One thing I can guarantee is that Landon's name will come up increasingly as the debate goes on. Democrats will argue that he was politically wrong, Republicans that he was technically right.

You're going to hear a lot about Alf Landon these next weeks and months. (Time cover from Wikipedia.)

Democrats are already talking about him. Landon ran against Social Security, they say. And lost.

It's true. What we know of today as Social Security was passed in 1935. Landon's arguments are summarized in this poster Hakes Americana recently auctioned. He argued that it was a 6% tax on wages, that its promises would not be kept.
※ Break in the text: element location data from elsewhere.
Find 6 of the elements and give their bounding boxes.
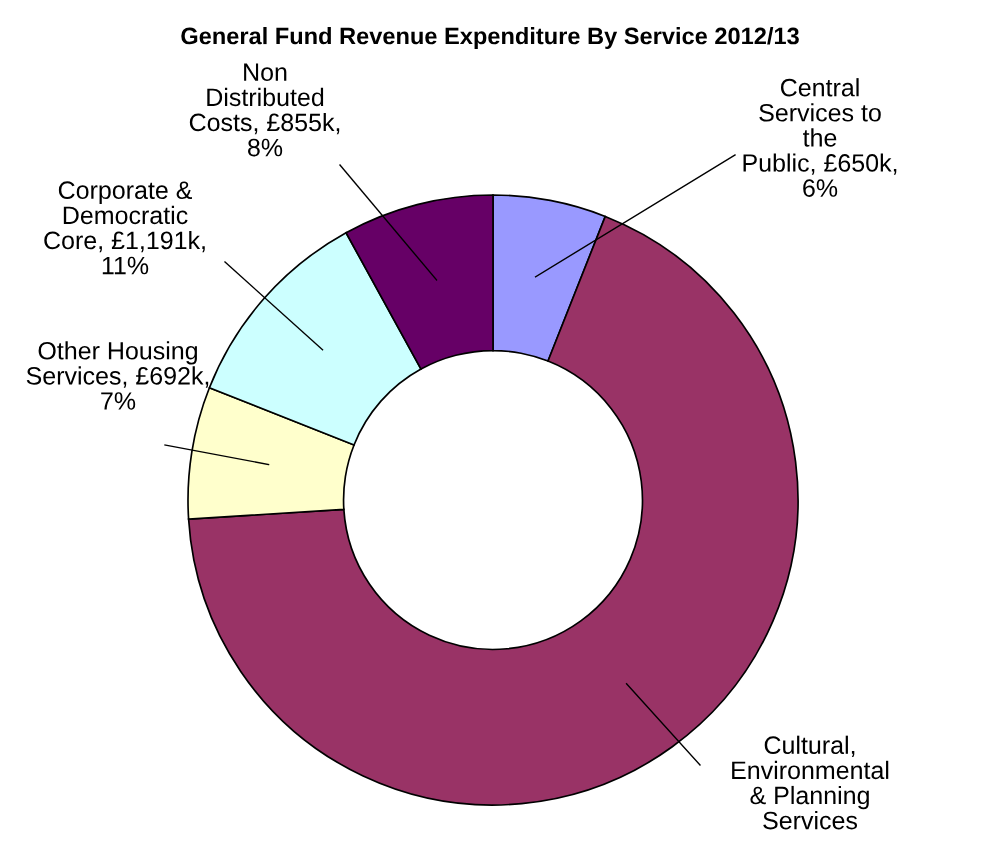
- slice-label: Central Services to the Public, £650k, 6%: [743, 78, 897, 197]
- slice-label: Other Housing Services, £692k, 7%: [26, 341, 209, 410]
- chart-title: General Fund Revenue Expenditure By Service 2012/13: [181, 27, 799, 50]
- slice-label: Non Distributed Costs, £855k, 8%: [189, 63, 340, 157]
- slice-label: Corporate & Democratic Core, £1,191k, 11%: [44, 181, 205, 275]
- slice-label: Cultural, Environmental & Planning Services: [732, 735, 889, 830]
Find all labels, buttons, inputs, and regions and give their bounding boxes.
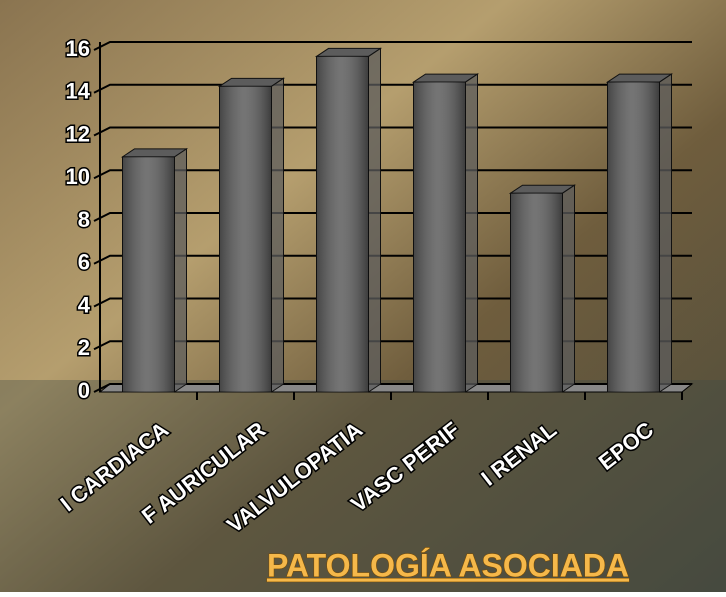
y-tick-label: 10: [66, 164, 90, 189]
y-tick-label: 12: [66, 121, 90, 146]
bar-side: [659, 73, 672, 393]
grid-line: [93, 254, 692, 265]
bar-side: [174, 147, 187, 393]
grid-line: [93, 340, 692, 351]
grid-line: [93, 169, 692, 180]
bar-shading: [219, 86, 272, 393]
bar-side: [271, 77, 284, 393]
grid-line: [93, 41, 692, 51]
grid-line: [93, 83, 692, 94]
bar-shading: [316, 56, 369, 392]
grid-line: [93, 297, 692, 308]
bar-side: [465, 73, 478, 393]
y-tick-label: 2: [78, 335, 90, 360]
bar-side: [368, 47, 381, 393]
bar-shading: [413, 82, 466, 392]
y-tick-label: 8: [78, 207, 90, 232]
chart-title: PATOLOGÍA ASOCIADA: [267, 547, 629, 583]
grid-line: [93, 212, 692, 222]
bar-shading: [607, 82, 660, 392]
bar-side: [562, 184, 575, 393]
y-tick-label: 14: [66, 79, 91, 104]
grid-line: [93, 126, 692, 137]
y-tick-label: 4: [78, 292, 91, 317]
floor: [98, 383, 694, 393]
background-shade: [0, 380, 726, 592]
y-tick-label: 0: [78, 378, 90, 403]
y-tick-label: 16: [66, 36, 90, 61]
y-tick-label: 6: [78, 250, 90, 275]
grid-line: [93, 383, 692, 393]
bar-shading: [510, 193, 563, 392]
bar-shading: [122, 156, 175, 392]
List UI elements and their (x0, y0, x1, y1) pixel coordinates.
I will not promise the Moon, he said. FDR went ballistic. "Your Government is still on the same side of the street with the Good Samaritan and not with those who pass by on the other side," he thundered in a speech at the old Madison Square Garden.

What's interesting is that this seems an argument many Republicans are happy to revisit. George W. Bush made an effort to "reform" Social Security a hallmark of his second term. (It was drowned in the Katrina bathtub.)

In contrast to the pension system in, say, Canada, Social Security money is not invested. It's a pass-through. You're promised certain benefits but the government has been borrowing against the Social Security Trust Fund for years.

Critics also argue it is not "actuarially sound." As America gets older more-and-more of us old timers are burdening fewer-and-fewer workers. (Here is a collection of nine articles by Social Security reformers from Helium.com. Enjoy.)

Many of these arguments are being echoed in the second health care debate, which begins today with the signing of the bill, and will continue through the next two election cycles. It's a power grab. It will bankrupt us. It will kill jobs.

One thing I can guarantee is that Landon's name will come up increasingly as the debate goes on. Democrats will argue that he was politically wrong, Republicans that he was technically right.

Landon, it should be noted, lived to his 100th birthday, and to see his daughter Nancy Landon Kassebaum serving in the U.S. Senate. (She is now 77 and happily married to former Tennessee Sen. Howard Baker.) Which means Landon received Social Security for about 35 years, and got much more from it than what he put in. (FDR died at age 63.)

Now, with the history lesson under your belt, go forth and argue health reform all you want.